This archive report was first published on 5 August 2020.
US Census Bureau's Decision Sparks Concerns ¶
The US Census Bureau announced it would end its efforts to count the number of people living in the country on September 30, a month earlier than anticipated. This decision could have severe consequences for the 2020 census, which has been hobbled by the pandemic.
Nearly 63 percent of U.S. households have responded to the census so far, and the bureau has offered few details of how it will meet the goal in a shortened time frame. Historically, the hardest-to-reach households and undercounted populations included minorities, undocumented immigrants, rural residents, and low-income households.
“A big worry is that undercounting will be greater than it has been in past censuses,” said Michael Wines, who covers voting rights for The New York Times. Because census officials are stopping the count early, they will have to resort to statistical methods to make educated guesses about households they can’t reach in time.
“Experts will tell you it’s not a very good educated guess,” Michael added.
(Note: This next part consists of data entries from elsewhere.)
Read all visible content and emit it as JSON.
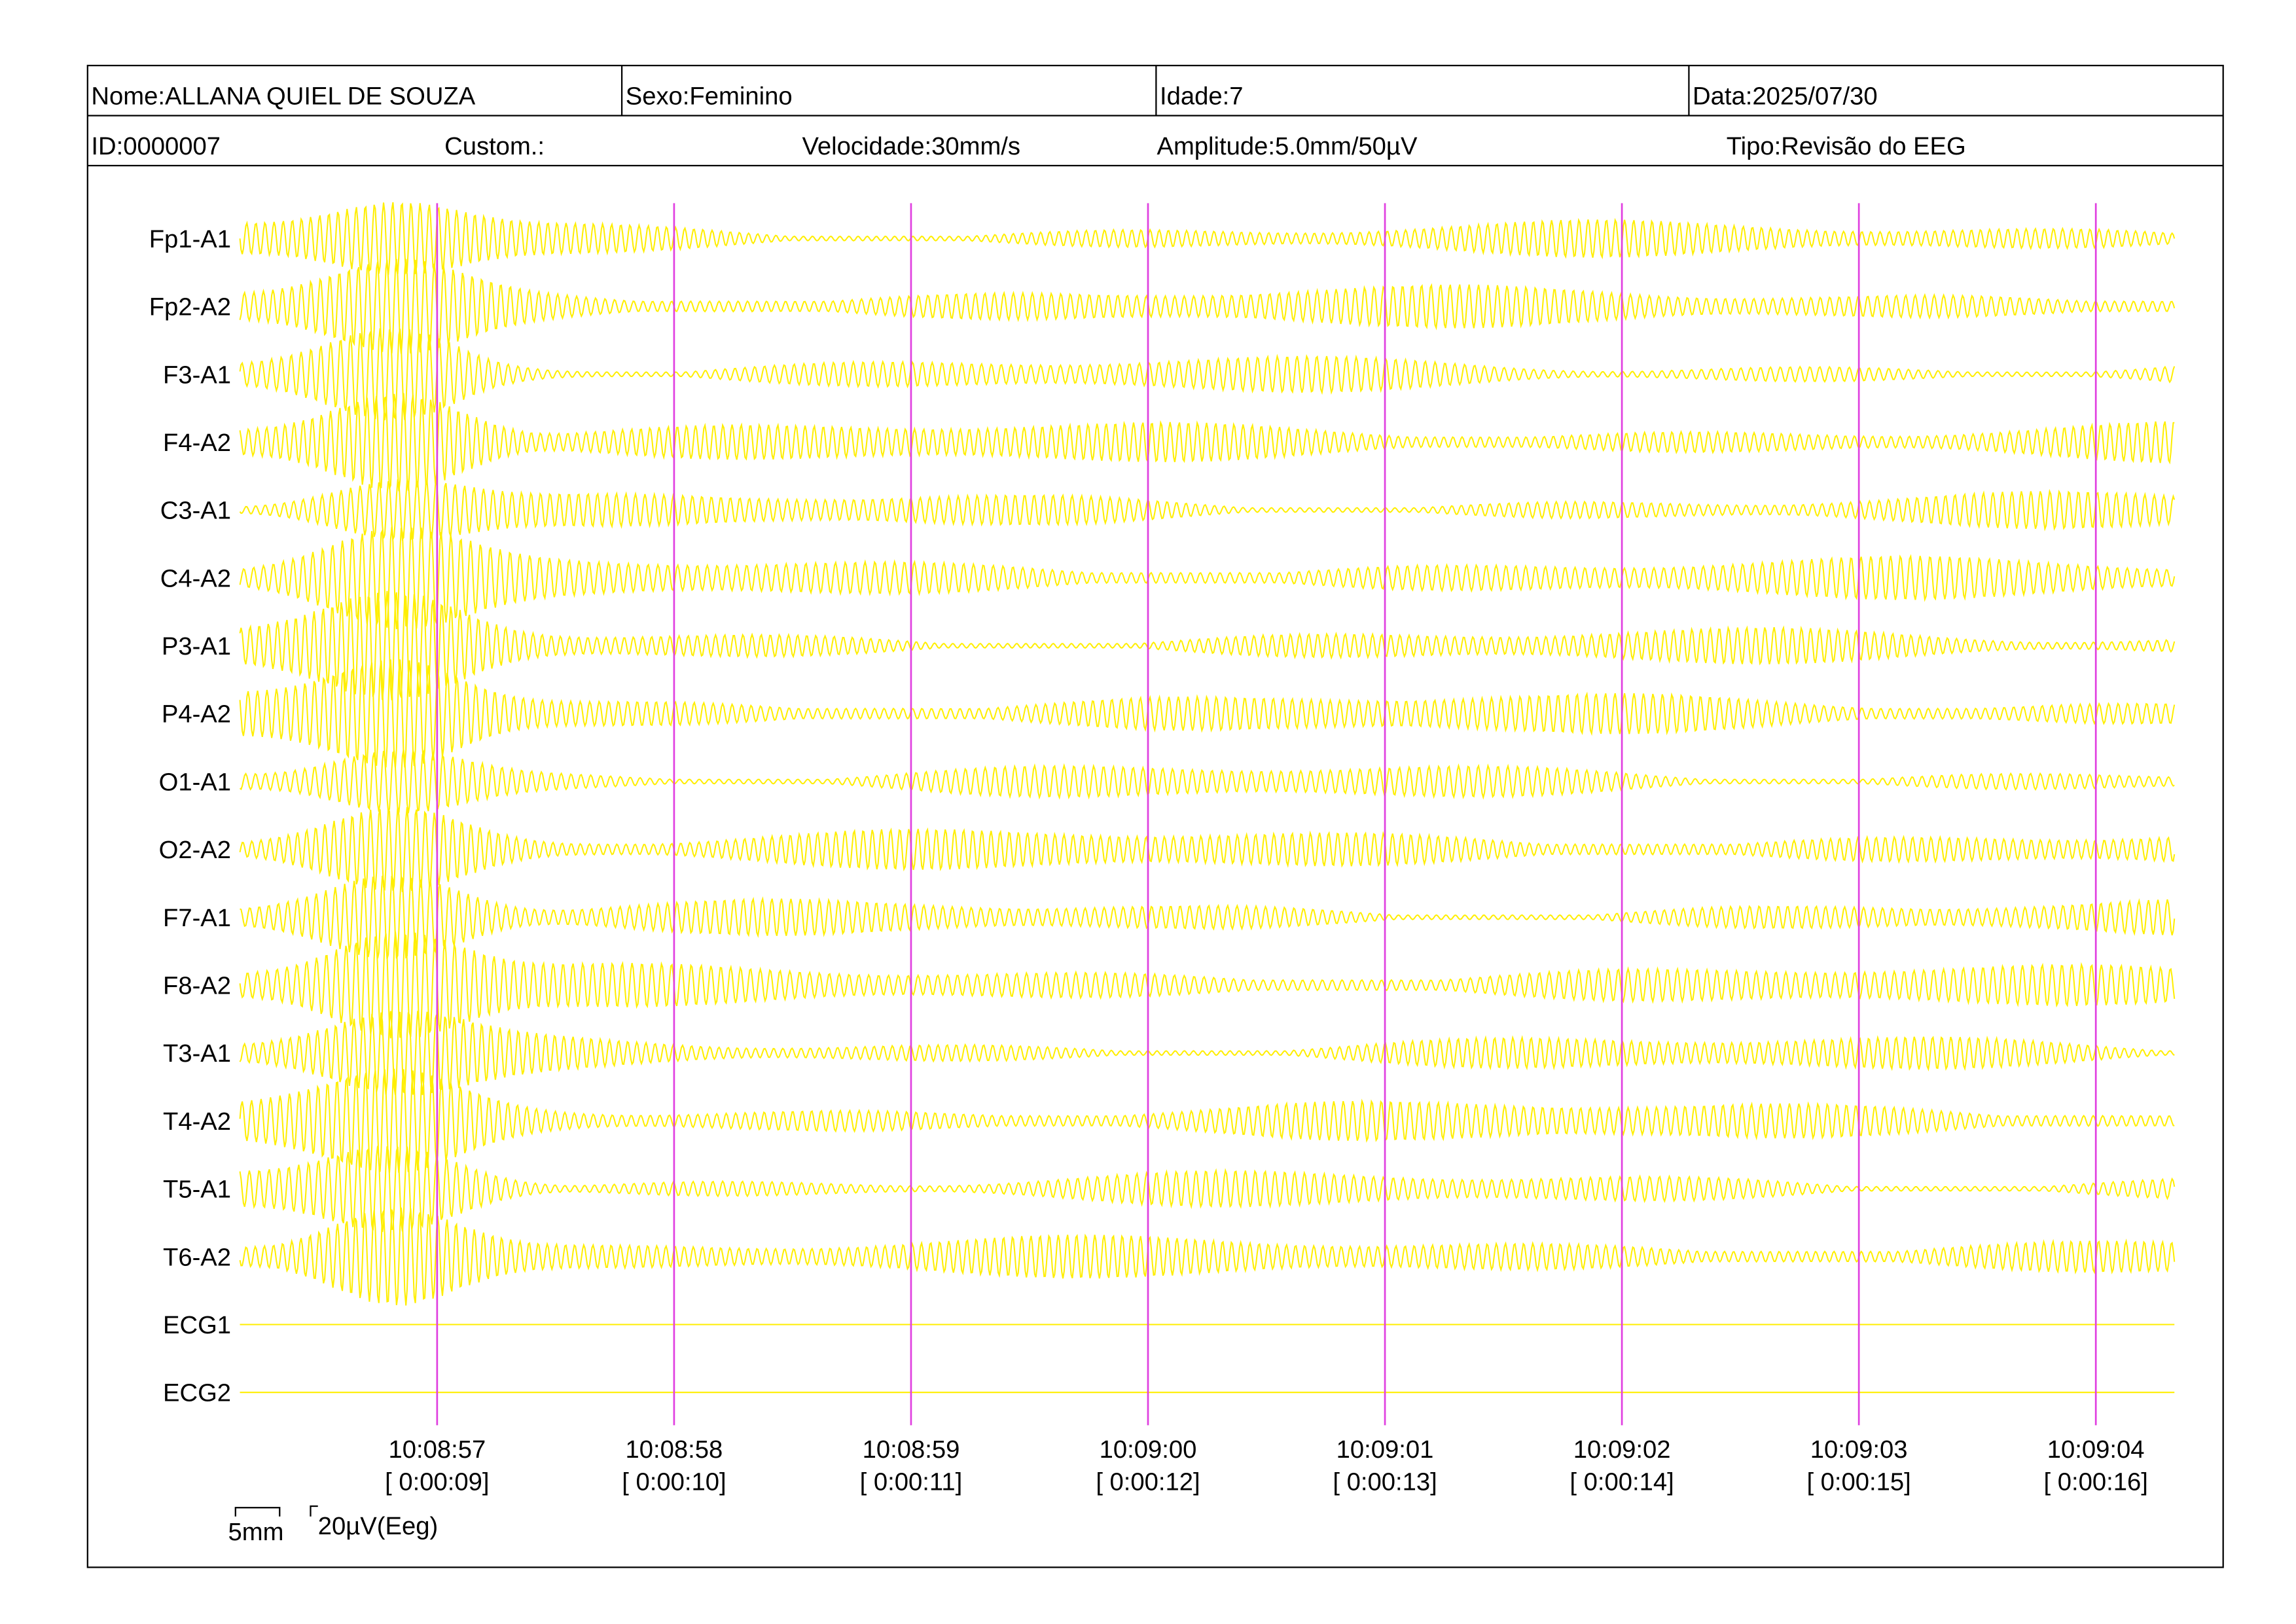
{
  "header": {
    "name": "Nome:ALLANA QUIEL DE SOUZA",
    "sex": "Sexo:Feminino",
    "age": "Idade:7",
    "date": "Data:2025/07/30",
    "id": "ID:0000007",
    "custom": "Custom.:",
    "speed": "Velocidade:30mm/s",
    "amplitude": "Amplitude:5.0mm/50µV",
    "type": "Tipo:Revisão do EEG"
  },
  "channels": [
    "Fp1-A1",
    "Fp2-A2",
    "F3-A1",
    "F4-A2",
    "C3-A1",
    "C4-A2",
    "P3-A1",
    "P4-A2",
    "O1-A1",
    "O2-A2",
    "F7-A1",
    "F8-A2",
    "T3-A1",
    "T4-A2",
    "T5-A1",
    "T6-A2",
    "ECG1",
    "ECG2"
  ],
  "time_marks": [
    {
      "clock": "10:08:57",
      "elapsed": "[ 0:00:09]"
    },
    {
      "clock": "10:08:58",
      "elapsed": "[ 0:00:10]"
    },
    {
      "clock": "10:08:59",
      "elapsed": "[ 0:00:11]"
    },
    {
      "clock": "10:09:00",
      "elapsed": "[ 0:00:12]"
    },
    {
      "clock": "10:09:01",
      "elapsed": "[ 0:00:13]"
    },
    {
      "clock": "10:09:02",
      "elapsed": "[ 0:00:14]"
    },
    {
      "clock": "10:09:03",
      "elapsed": "[ 0:00:15]"
    },
    {
      "clock": "10:09:04",
      "elapsed": "[ 0:00:16]"
    }
  ],
  "scale": {
    "time": "5mm",
    "amplitude": "20µV(Eeg)"
  }
}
Census data, which is collected every 10 years, determines the allocation of political representation across the country, as well as federal funding to states and localities. Inaccuracies would skew these figures for the next decade.
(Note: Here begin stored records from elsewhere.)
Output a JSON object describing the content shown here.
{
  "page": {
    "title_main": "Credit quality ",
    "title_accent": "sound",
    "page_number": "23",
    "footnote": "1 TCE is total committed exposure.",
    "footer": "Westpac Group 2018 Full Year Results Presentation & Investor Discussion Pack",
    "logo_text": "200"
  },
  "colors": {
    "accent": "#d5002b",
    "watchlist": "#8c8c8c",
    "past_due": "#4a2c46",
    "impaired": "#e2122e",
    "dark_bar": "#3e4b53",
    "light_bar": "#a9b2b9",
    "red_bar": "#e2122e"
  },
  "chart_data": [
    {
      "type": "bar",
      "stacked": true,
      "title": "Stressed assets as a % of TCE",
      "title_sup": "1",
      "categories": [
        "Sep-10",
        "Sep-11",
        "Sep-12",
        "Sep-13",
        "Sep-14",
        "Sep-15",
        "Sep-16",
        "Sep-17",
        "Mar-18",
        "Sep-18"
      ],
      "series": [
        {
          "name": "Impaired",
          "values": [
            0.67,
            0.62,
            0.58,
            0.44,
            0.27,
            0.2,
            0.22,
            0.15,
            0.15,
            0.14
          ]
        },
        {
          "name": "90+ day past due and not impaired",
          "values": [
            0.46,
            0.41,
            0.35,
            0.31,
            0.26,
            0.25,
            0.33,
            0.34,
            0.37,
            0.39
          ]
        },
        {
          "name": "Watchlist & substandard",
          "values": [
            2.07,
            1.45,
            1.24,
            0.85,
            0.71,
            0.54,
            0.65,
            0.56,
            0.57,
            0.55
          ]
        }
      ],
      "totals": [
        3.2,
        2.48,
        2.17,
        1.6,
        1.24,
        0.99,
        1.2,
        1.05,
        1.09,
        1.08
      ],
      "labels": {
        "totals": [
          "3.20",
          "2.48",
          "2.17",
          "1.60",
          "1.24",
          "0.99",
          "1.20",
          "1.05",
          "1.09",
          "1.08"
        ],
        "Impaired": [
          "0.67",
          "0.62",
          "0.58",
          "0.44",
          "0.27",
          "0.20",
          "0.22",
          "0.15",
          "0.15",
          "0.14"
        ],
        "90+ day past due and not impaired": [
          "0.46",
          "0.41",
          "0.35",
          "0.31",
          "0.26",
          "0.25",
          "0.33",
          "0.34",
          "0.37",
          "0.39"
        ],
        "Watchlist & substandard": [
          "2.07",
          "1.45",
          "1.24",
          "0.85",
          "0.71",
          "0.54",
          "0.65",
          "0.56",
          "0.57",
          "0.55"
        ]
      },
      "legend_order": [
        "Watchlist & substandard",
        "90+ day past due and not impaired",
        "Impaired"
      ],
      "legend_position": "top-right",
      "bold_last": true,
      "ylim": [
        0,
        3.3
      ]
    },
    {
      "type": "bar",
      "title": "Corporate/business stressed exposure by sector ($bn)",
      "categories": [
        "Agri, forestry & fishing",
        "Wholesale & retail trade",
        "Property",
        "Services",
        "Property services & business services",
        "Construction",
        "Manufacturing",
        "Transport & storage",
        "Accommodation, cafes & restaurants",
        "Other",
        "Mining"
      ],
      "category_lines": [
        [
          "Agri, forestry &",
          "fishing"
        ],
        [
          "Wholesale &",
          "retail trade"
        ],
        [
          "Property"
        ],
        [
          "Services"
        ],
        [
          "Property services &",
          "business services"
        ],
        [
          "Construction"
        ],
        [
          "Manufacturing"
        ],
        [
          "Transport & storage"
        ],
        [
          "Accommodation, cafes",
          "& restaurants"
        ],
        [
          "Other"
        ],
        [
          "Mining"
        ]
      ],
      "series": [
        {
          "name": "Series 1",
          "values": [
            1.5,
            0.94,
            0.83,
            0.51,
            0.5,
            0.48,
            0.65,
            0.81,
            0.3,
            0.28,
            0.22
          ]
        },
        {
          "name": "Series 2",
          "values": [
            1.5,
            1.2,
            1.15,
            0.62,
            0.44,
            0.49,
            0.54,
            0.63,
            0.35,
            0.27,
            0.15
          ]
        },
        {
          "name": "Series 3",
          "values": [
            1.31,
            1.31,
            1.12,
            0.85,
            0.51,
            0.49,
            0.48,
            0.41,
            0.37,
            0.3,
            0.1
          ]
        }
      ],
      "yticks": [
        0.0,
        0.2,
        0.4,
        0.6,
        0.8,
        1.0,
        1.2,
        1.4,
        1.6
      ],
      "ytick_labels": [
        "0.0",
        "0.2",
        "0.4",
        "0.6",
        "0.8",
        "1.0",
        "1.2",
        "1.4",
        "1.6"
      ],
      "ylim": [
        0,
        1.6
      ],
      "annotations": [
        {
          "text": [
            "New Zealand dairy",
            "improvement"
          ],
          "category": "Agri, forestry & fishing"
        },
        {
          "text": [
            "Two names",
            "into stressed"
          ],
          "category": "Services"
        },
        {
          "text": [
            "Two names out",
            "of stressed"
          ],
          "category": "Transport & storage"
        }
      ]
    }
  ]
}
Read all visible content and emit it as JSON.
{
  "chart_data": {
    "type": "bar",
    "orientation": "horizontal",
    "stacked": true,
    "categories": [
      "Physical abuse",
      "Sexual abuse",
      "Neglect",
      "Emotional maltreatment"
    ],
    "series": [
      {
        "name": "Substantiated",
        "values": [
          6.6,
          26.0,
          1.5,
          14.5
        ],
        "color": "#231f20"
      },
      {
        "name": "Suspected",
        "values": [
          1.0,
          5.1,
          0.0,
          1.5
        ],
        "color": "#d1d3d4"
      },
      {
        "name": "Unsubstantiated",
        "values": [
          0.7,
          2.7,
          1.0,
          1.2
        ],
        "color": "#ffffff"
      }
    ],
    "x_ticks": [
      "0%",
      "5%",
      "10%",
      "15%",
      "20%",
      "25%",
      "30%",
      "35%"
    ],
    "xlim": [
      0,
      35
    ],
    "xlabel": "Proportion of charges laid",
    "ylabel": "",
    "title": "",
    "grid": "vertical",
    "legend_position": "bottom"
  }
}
The bureau said the recent change was part of an effort to meet the federal deadline, delivering the counts to President Trump by the end of the year. However, some critics have called it an effort by the Trump administration to “sabotage the census to undercount minorities and noncitizens even more than they’re undercounted right now, which is substantially.”
Other News ¶
Rescue workers were searching for survivors today after a pair of explosions shook Beirut yesterday, killing at least 100 people and injuring more than 4,000. The bigger blast sent a mushroom-shaped plume of smoke above Lebanon’s capital, and its shock wave rippled out over miles, shattering windows and ripping roofs from buildings.
Novavax, which received $1.6 billion from the U.S. government to produce a coronavirus vaccine, announced encouraging results in two preliminary studies. In one, volunteers produced a high level of antibodies without dangerous side effects; in the other, the vaccine strongly protected monkeys from infections.
Hurricane Isaias sped from North Carolina to the Northeast yesterday, flooding roadways, toppling trees, and spinning off tornadoes. At least four people died, and more than three million customers lost power, including more than a million in New Jersey.